While the so-called ‘woke’ vocabulary that has become the target of much of the current discourse has not produced the desired results, the backlash against it has at least surfaced the enduring racism festering under the surface. We can now clearly see more clearly what we are up against, and it is also clear that we need to address the ways in which the “woke” approach has failed to produce the desired results.
However, I strongly disagree with Copenhaver’s assessment that the interchange between 2 of the characters related to a personal tragedy experienced by 1 of the characters rings hollow. The exchange focused on one of the characters revealing the traumatic event that caused her to become an anti-vaxxer. For me, that exchange –– which Copenhaver characterized as an example of what the philosopher Philo said two thousand years ago: “Be kind, for everyone you meet is fighting a great battle.” –– was actually the highpoint of the play. It did not, as Copenhaver suggests, ring false. For me, it was what made the play more than a slick and clever piece of entertainment for the liberal classes.

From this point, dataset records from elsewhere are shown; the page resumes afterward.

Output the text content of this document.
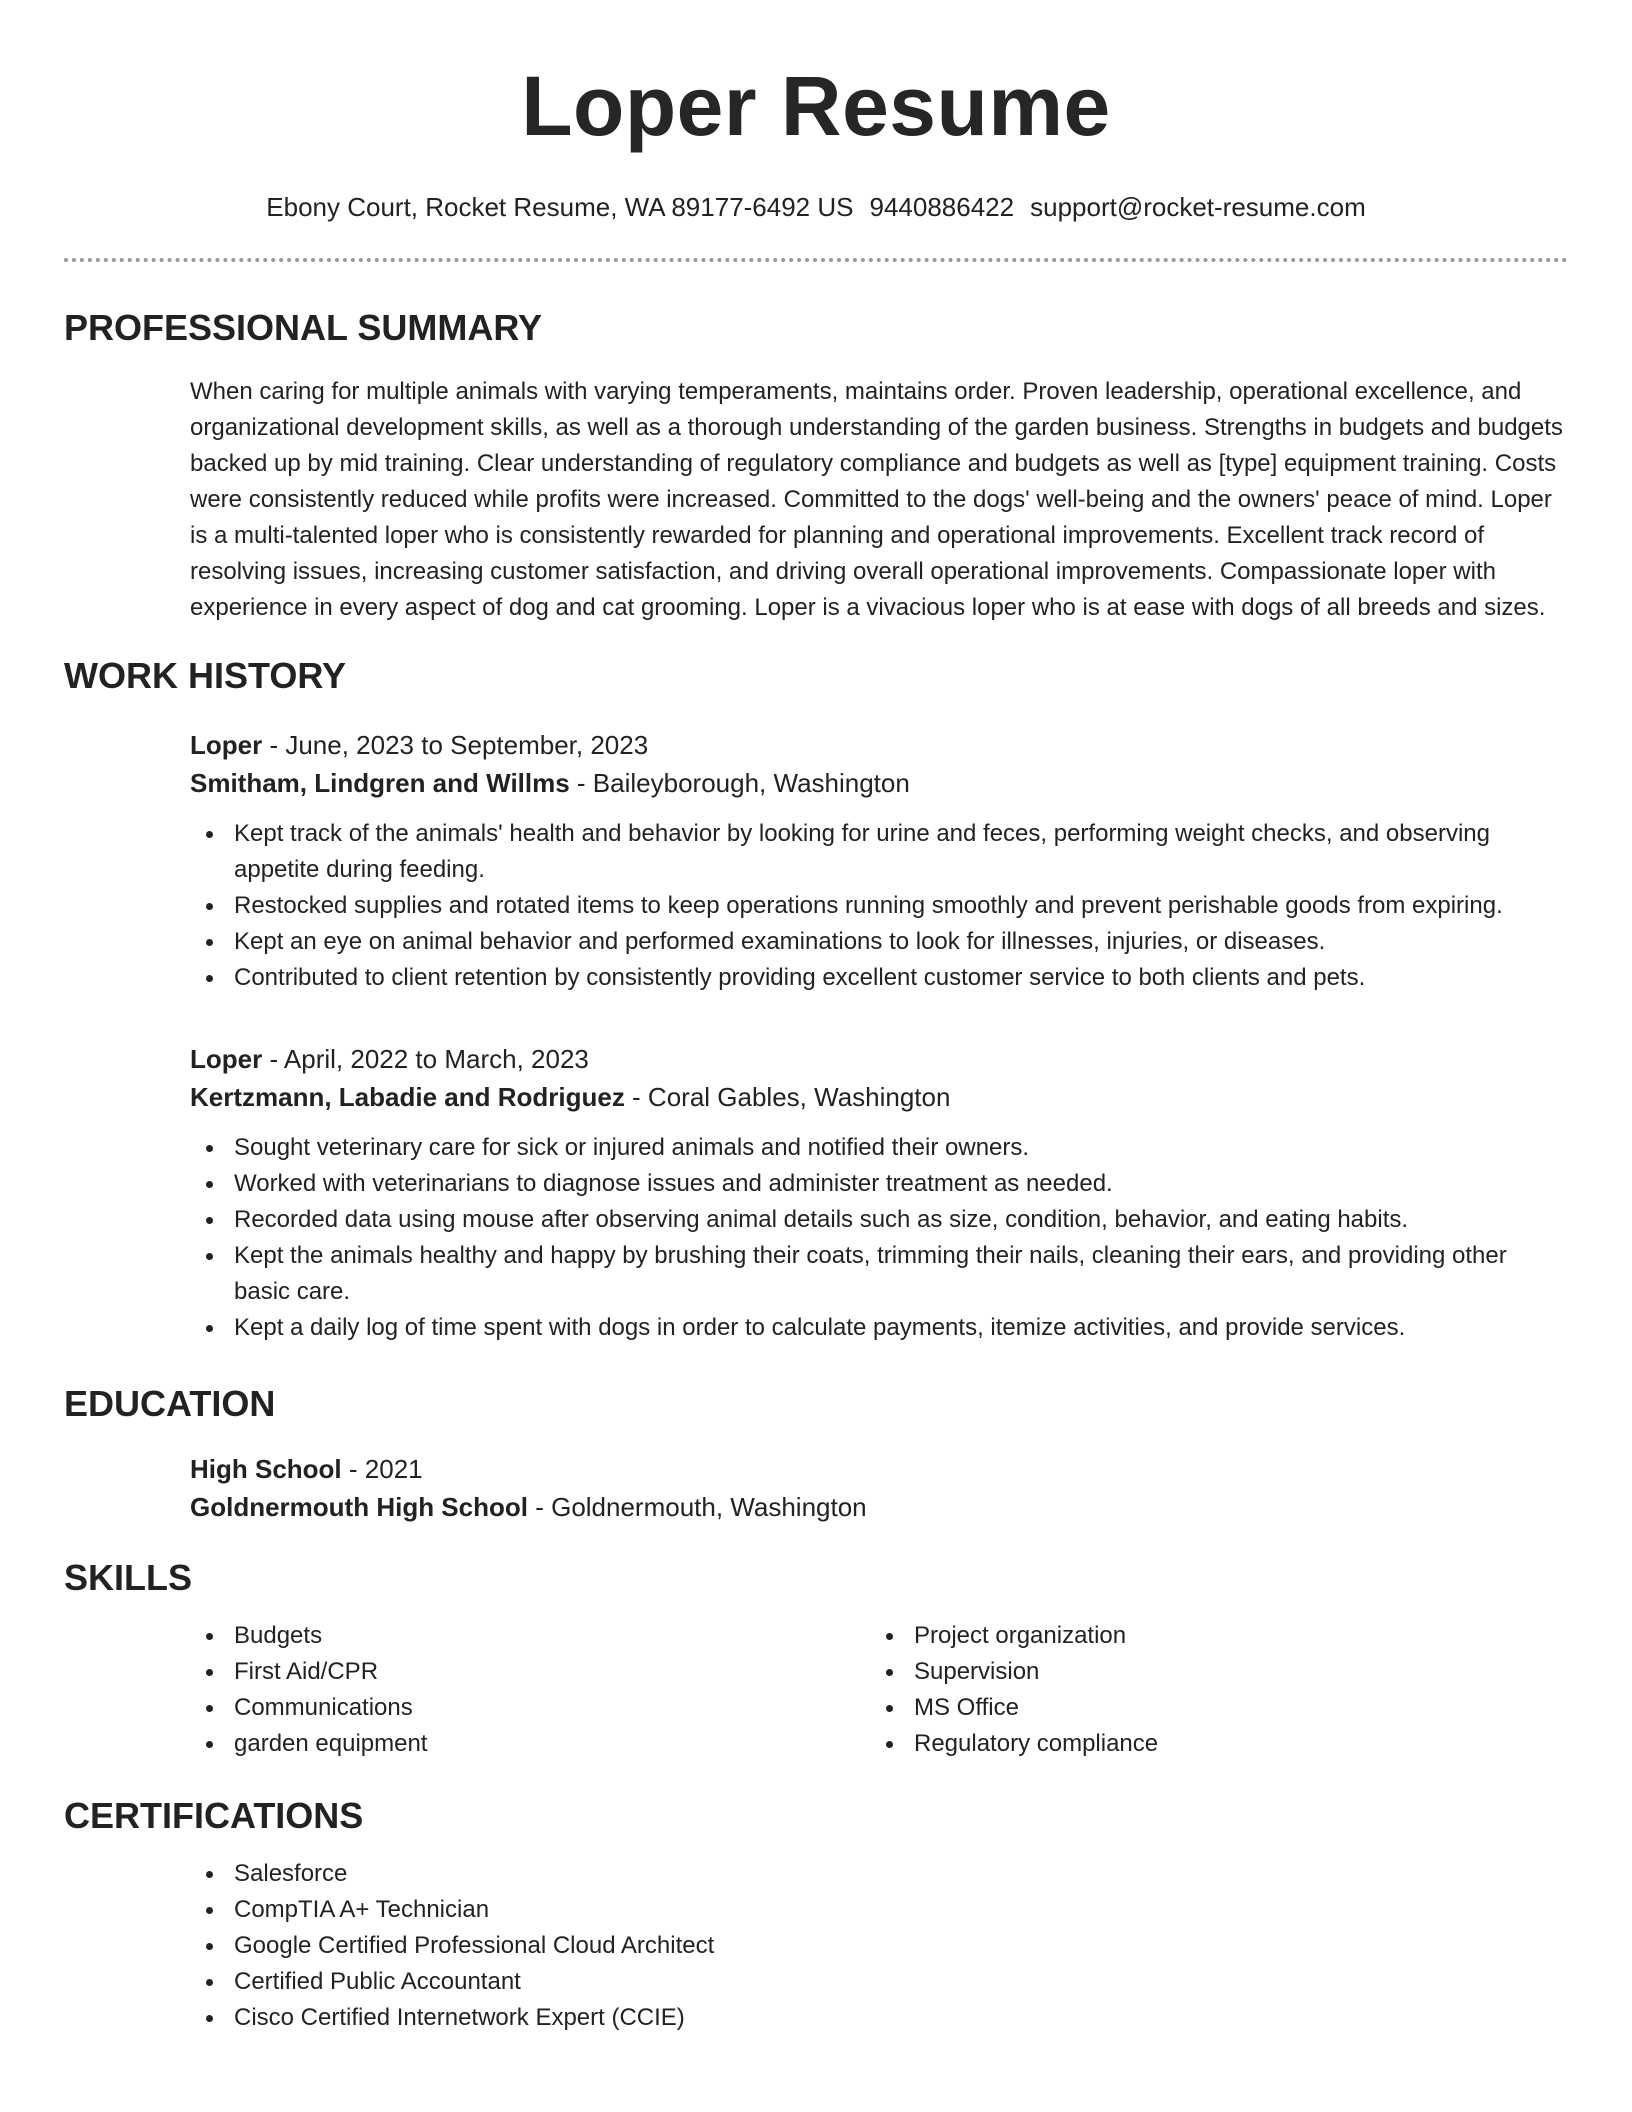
Loper Resume
Ebony Court, Rocket Resume, WA 89177-6492 US 9440886422 support@rocket-resume.com
PROFESSIONAL SUMMARY

When caring for multiple animals with varying temperaments, maintains order. Proven leadership, operational excellence, and organizational development skills, as well as a thorough understanding of the garden business. Strengths in budgets and budgets backed up by mid training. Clear understanding of regulatory compliance and budgets as well as [type] equipment training. Costs were consistently reduced while profits were increased. Committed to the dogs' well-being and the owners' peace of mind. Loper is a multi-talented loper who is consistently rewarded for planning and operational improvements. Excellent track record of resolving issues, increasing customer satisfaction, and driving overall operational improvements. Compassionate loper with experience in every aspect of dog and cat grooming. Loper is a vivacious loper who is at ease with dogs of all breeds and sizes.

WORK HISTORY
Loper - June, 2023 to September, 2023
Smitham, Lindgren and Willms - Baileyborough, Washington
Kept track of the animals' health and behavior by looking for urine and feces, performing weight checks, and observing appetite during feeding.
Restocked supplies and rotated items to keep operations running smoothly and prevent perishable goods from expiring.
Kept an eye on animal behavior and performed examinations to look for illnesses, injuries, or diseases.
Contributed to client retention by consistently providing excellent customer service to both clients and pets.
Loper - April, 2022 to March, 2023
Kertzmann, Labadie and Rodriguez - Coral Gables, Washington
Sought veterinary care for sick or injured animals and notified their owners.
Worked with veterinarians to diagnose issues and administer treatment as needed.
Recorded data using mouse after observing animal details such as size, condition, behavior, and eating habits.
Kept the animals healthy and happy by brushing their coats, trimming their nails, cleaning their ears, and providing other basic care.
Kept a daily log of time spent with dogs in order to calculate payments, itemize activities, and provide services.
EDUCATION
High School - 2021
Goldnermouth High School - Goldnermouth, Washington
SKILLS
Budgets
First Aid/CPR
Communications
garden equipment
Project organization
Supervision
MS Office
Regulatory compliance
CERTIFICATIONS
Salesforce
CompTIA A+ Technician
Google Certified Professional Cloud Architect
Certified Public Accountant
Cisco Certified Internetwork Expert (CCIE)
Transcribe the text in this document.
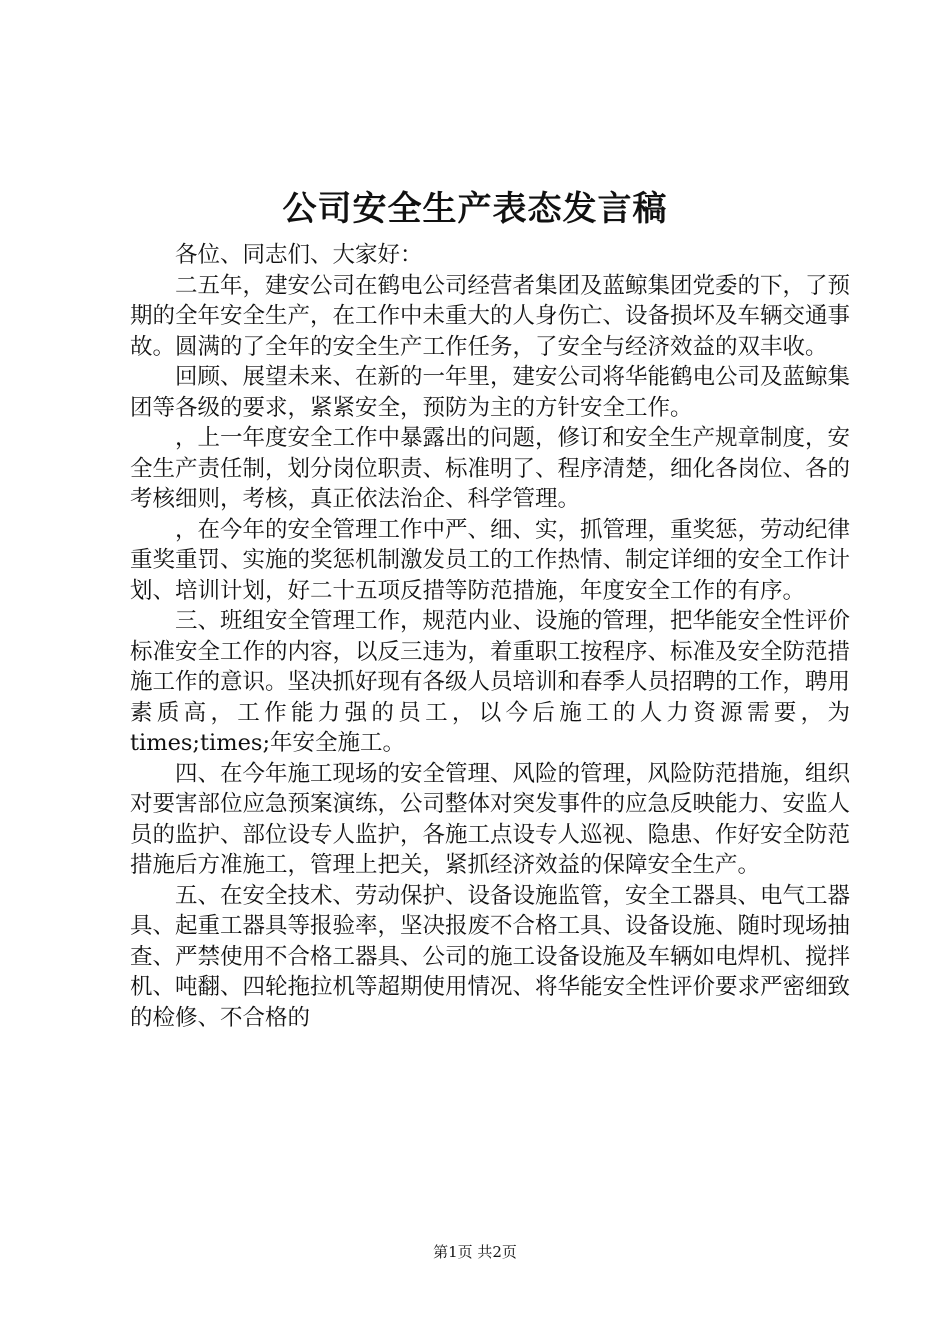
公司安全生产表态发言稿

各位、同志们、大家好：

二五年，建安公司在鹤电公司经营者集团及蓝鲸集团党委的下，了预期的全年安全生产，在工作中未重大的人身伤亡、设备损坏及车辆交通事故。圆满的了全年的安全生产工作任务，了安全与经济效益的双丰收。

回顾、展望未来、在新的一年里，建安公司将华能鹤电公司及蓝鲸集团等各级的要求，紧紧安全，预防为主的方针安全工作。

，上一年度安全工作中暴露出的问题，修订和安全生产规章制度，安全生产责任制，划分岗位职责、标准明了、程序清楚，细化各岗位、各的考核细则，考核，真正依法治企、科学管理。

，在今年的安全管理工作中严、细、实，抓管理，重奖惩，劳动纪律重奖重罚、实施的奖惩机制激发员工的工作热情、制定详细的安全工作计划、培训计划，好二十五项反措等防范措施，年度安全工作的有序。

三、班组安全管理工作，规范内业、设施的管理，把华能安全性评价标准安全工作的内容，以反三违为，着重职工按程序、标准及安全防范措施工作的意识。坚决抓好现有各级人员培训和春季人员招聘的工作，聘用素质高，工作能力强的员工，以今后施工的人力资源需要，为times;times;年安全施工。

四、在今年施工现场的安全管理、风险的管理，风险防范措施，组织对要害部位应急预案演练，公司整体对突发事件的应急反映能力、安监人员的监护、部位设专人监护，各施工点设专人巡视、隐患、作好安全防范措施后方准施工，管理上把关，紧抓经济效益的保障安全生产。

五、在安全技术、劳动保护、设备设施监管，安全工器具、电气工器具、起重工器具等报验率，坚决报废不合格工具、设备设施、随时现场抽查、严禁使用不合格工器具、公司的施工设备设施及车辆如电焊机、搅拌机、吨翻、四轮拖拉机等超期使用情况、将华能安全性评价要求严密细致的检修、不合格的

第1页 共2页
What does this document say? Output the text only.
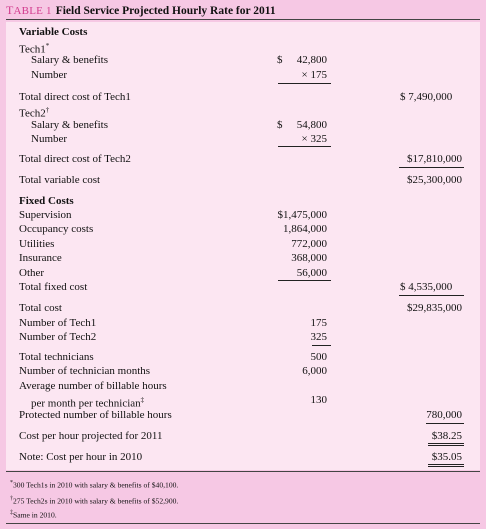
TABLE 1 Field Service Projected Hourly Rate for 2011
Variable Costs
Tech1*
Salary & benefits	$ 42,800
Number	× 175
Total direct cost of Tech1	$ 7,490,000
Tech2†
Salary & benefits	$ 54,800
Number	× 325
Total direct cost of Tech2	$17,810,000
Total variable cost	$25,300,000
Fixed Costs
Supervision	$1,475,000
Occupancy costs	1,864,000
Utilities	772,000
Insurance	368,000
Other	56,000
Total fixed cost	$ 4,535,000
Total cost	$29,835,000
Number of Tech1	175
Number of Tech2	325
Total technicians	500
Number of technician months	6,000
Average number of billable hours
per month per technician‡	130
Protected number of billable hours	780,000
Cost per hour projected for 2011	$38.25
Note: Cost per hour in 2010	$35.05
*300 Tech1s in 2010 with salary & benefits of $40,100.
†275 Tech2s in 2010 with salary & benefits of $52,900.
‡Same in 2010.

A recent UTube of a Mamdani day-long listening session with over 100 ordinary New Yorkers (https://www.youtube.com/watch?v=xj89tYvwr6k) is a powerful reminder that liberals and progressives, and especially the Democratic party and its various institutional manifestations, absolutely must reach across the deep divides and polarizations the play purports to address and connect, not to the stereotyped surface rhetoric and behaviors but to the underlying sense of alienation that a significant demographic of this country are feeling. We need to stop locating the ‘source’ of our problems in MAGA, and come to terms with the dysfunctional neoliberal positions Democratic elites have taken that have contributed to ignoring the legitimate needs and aspirations of the working class and rural constituencies.
One of theater’s great strengths is its ability to engender empathy for people unlike ourselves. If we don’t tap this strength, but are satisfied with only it’s ability to entertain, then we are doing a great disservice not only to theater, but to the country as a whole.